The midpoints of the adjacent sides of a quadrilateral are joined. Show that the resulting figure is a parallelogram.
I know that you suppose to somehow use vectors to prove this, but I dont know how you are suppose to model this?
The midpoints of the adjacent sides of a quadrilateral are joined. Show that the resulting figure is a parallelogram.
I know that you suppose to somehow use vectors to prove this, but I dont know how you are suppose to model this?
Suppose that $\displaystyle A,~B,~C,~D$ are the consecutive vertices of the quadrilateral.
Let midpoints be $\displaystyle P \in \overrightarrow {AB},~ Q \in \overrightarrow {BC},~ R \in \overrightarrow {CD},~ S \in \overrightarrow {DA} $.
We know that $\displaystyle \overrightarrow {AB}+\overrightarrow {BC}+\overrightarrow {CD}+\overrightarrow {DA}=0 $.
Moreover, $\displaystyle 0.5(\overrightarrow {AB})=\overrightarrow {PB}~\&~ 0.5(\overrightarrow {BC})=\overrightarrow {BQ} $
So $\displaystyle 0.5(\overrightarrow {AB}+\overrightarrow {BC})=\overrightarrow {PQ} $
Do the same thing for $\displaystyle \overrightarrow {RS} $
Prove that $\displaystyle \overrightarrow {PQ}=-\overrightarrow {RS} $
You will be done.
What if the quadrilateral you were doing this proof in was a trapezium then how would this be true? (since all the sides are unequal). How would the vectors of the sides add up 0?
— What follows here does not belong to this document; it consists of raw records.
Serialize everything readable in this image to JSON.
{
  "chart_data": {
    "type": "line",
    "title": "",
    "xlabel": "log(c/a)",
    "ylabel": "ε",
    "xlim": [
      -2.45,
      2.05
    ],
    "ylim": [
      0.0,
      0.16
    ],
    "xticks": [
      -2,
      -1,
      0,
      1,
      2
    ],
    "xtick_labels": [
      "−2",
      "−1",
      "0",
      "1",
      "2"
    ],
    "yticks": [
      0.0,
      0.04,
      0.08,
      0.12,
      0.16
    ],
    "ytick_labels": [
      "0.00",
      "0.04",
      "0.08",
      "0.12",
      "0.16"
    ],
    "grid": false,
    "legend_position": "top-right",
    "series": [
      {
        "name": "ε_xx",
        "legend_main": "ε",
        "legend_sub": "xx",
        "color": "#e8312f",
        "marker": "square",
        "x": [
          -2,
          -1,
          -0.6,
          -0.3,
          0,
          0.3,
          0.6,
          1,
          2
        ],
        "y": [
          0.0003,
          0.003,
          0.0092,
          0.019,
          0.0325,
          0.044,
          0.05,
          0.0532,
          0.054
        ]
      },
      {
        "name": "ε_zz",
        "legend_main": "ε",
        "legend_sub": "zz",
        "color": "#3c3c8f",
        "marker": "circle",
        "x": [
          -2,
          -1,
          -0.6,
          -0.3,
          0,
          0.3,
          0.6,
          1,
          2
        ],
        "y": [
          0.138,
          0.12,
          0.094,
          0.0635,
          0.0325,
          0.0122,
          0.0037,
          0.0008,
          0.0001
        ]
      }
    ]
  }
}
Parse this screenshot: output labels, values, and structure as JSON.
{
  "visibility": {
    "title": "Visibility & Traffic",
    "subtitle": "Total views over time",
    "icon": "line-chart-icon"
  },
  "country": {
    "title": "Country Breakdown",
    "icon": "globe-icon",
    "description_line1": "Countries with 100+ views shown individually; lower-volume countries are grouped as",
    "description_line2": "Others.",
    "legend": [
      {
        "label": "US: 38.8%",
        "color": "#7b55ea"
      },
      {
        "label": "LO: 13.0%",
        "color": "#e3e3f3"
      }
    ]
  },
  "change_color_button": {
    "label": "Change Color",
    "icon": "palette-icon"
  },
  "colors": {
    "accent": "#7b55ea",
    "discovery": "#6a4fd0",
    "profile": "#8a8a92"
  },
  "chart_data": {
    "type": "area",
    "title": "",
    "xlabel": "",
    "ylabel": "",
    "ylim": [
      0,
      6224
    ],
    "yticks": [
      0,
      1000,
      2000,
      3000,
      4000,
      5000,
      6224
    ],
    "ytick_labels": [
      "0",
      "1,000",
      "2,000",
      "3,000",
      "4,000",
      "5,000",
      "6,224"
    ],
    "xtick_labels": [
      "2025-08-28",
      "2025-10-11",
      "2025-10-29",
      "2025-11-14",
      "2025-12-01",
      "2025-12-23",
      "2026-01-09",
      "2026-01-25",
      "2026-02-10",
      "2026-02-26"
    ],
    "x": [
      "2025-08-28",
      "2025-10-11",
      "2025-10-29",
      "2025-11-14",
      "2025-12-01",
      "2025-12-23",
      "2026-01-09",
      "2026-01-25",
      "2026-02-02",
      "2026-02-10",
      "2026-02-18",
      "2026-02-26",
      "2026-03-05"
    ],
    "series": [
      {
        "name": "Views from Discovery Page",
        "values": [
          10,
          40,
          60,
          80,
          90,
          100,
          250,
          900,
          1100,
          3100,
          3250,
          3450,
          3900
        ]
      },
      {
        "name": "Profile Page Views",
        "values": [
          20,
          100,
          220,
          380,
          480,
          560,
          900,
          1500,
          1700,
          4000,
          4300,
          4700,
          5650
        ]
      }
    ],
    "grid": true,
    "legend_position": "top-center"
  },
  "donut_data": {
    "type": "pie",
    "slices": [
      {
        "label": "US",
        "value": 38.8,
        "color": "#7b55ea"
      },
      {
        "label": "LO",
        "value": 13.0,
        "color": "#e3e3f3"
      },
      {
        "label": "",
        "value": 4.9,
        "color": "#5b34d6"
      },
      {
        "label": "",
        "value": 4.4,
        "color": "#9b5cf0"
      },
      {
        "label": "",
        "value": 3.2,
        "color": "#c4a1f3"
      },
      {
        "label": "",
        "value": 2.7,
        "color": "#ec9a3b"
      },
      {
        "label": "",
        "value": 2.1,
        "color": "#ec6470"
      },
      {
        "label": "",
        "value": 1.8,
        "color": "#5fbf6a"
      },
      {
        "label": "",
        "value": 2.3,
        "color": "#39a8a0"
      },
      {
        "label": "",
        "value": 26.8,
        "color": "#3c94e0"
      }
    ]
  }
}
Sorry but I dont understand why the inner side of a parallelogram = 2 x 1/2 of the sides of a quadrilateral.
This is a standard question. It is done in any geometry course.
I have given you the standard vector proof.
BTW. This theorem is true for any quadrilateral, even non-convex quadrilaterals.
And the proof is the same.
I suspect that you do not understand vector addition.
If that is the case, you no chance proving this.
As I said, the proof I gave is the standard.